Thursday, October 25, 2012
Prop 32 Backgrounder
Old but still relevant:
How public-sector unions broke California
The camera focuses on an official of the Service Employees International Union (SEIU), California’s largest public-employee union, sitting in a legislative chamber and speaking into a microphone. “We helped to get you into office, and we got a good memory,” she says matter-of-factly to the elected officials outside the shot. “Come November, if you don’t back our program, we’ll get you out of office.’
My Favorite passage:
Perhaps the most costly was far-reaching 1999 legislation that wildly increased pension benefits for state employees. It included an unprecedented retroactive cost-of-living adjustment for the already retired and a phaseout of a cheaper pension plan that Governor Wilson had instituted in 1991. The deal also granted public-safety workers the right to retire at 50 with 90 percent of their salaries. To justify the incredible enhancements, Davis and the legislature turned to CalPERS, whose board was stocked with members who were either union reps or appointed by state officials who themselves were elected with union help.
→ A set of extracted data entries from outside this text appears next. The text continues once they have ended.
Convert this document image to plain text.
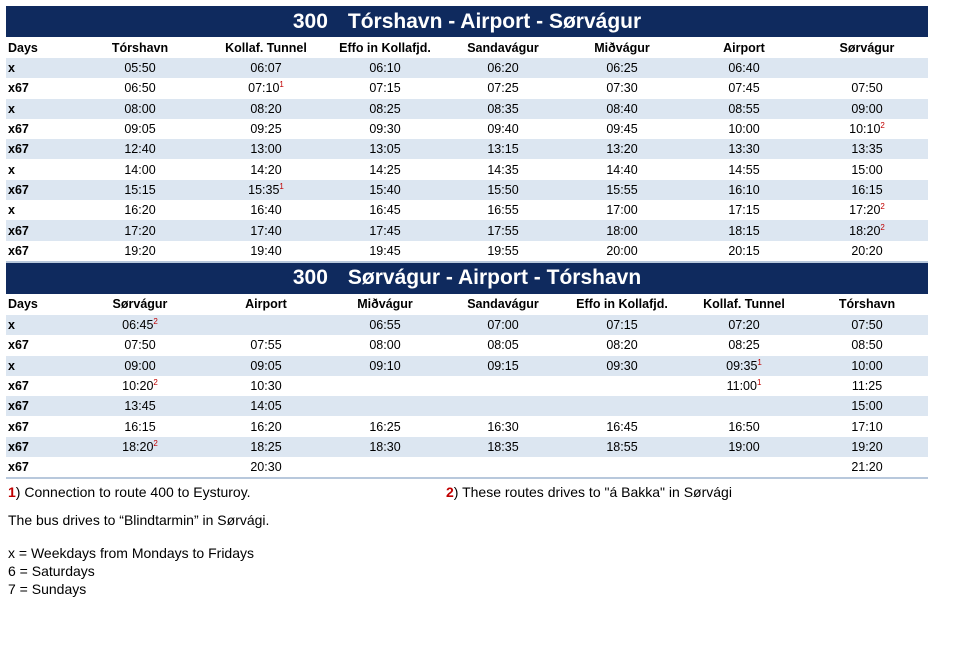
300 Tórshavn - Airport - Sørvágur
Days	Tórshavn	Kollaf. Tunnel	Effo in Kollafjd.	Sandavágur	Miðvágur	Airport	Sørvágur
x	05:50	06:07	06:10	06:20	06:25	06:40	
x67	06:50	$07:10^1$	07:15	07:25	07:30	07:45	07:50
x	08:00	08:20	08:25	08:35	08:40	08:55	09:00
x67	09:05	09:25	09:30	09:40	09:45	10:00	$10:10^2$
x67	12:40	13:00	13:05	13:15	13:20	13:30	13:35
x	14:00	14:20	14:25	14:35	14:40	14:55	15:00
x67	15:15	$15:35^1$	15:40	15:50	15:55	16:10	16:15
x	16:20	16:40	16:45	16:55	17:00	17:15	$17:20^2$
x67	17:20	17:40	17:45	17:55	18:00	18:15	$18:20^2$
x67	19:20	19:40	19:45	19:55	20:00	20:15	20:20
300 Sørvágur - Airport - Tórshavn
Days	Sørvágur	Airport	Miðvágur	Sandavágur	Effo in Kollafjd.	Kollaf. Tunnel	Tórshavn
x	$06:45^2$		06:55	07:00	07:15	07:20	07:50
x67	07:50	07:55	08:00	08:05	08:20	08:25	08:50
x	09:00	09:05	09:10	09:15	09:30	$09:35^1$	10:00
x67	$10:20^2$	10:30				$11:00^1$	11:25
x67	13:45	14:05					15:00
x67	16:15	16:20	16:25	16:30	16:45	16:50	17:10
x67	$18:20^2$	18:25	18:30	18:35	18:55	19:00	19:20
x67		20:30					21:20
1) Connection to route 400 to Eysturoy.	2) These routes drives to "á Bakka" in Sørvági
The bus drives to “Blindtarmin” in Sørvági.
x = Weekdays from Mondays to Fridays
6 = Saturdays
7 = Sundays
The CalPERS board, which had lobbied for the pension bill, issued a preposterous opinion that the state could provide the new benefits mostly out of the pension systems’ existing surplus and future stock-market gains. Most California municipalities soon followed the state enhancements for their own pension deals.
When the stock market slid in 2000, state and local governments got slammed with enormous bills for pension benefits. The state’s annual share, estimated by CalPERS back in 1999 to be only a few hundred million dollars, reached $3 billion by 2010.
How anyone can read this and not conclude there is a cancer is beyond me.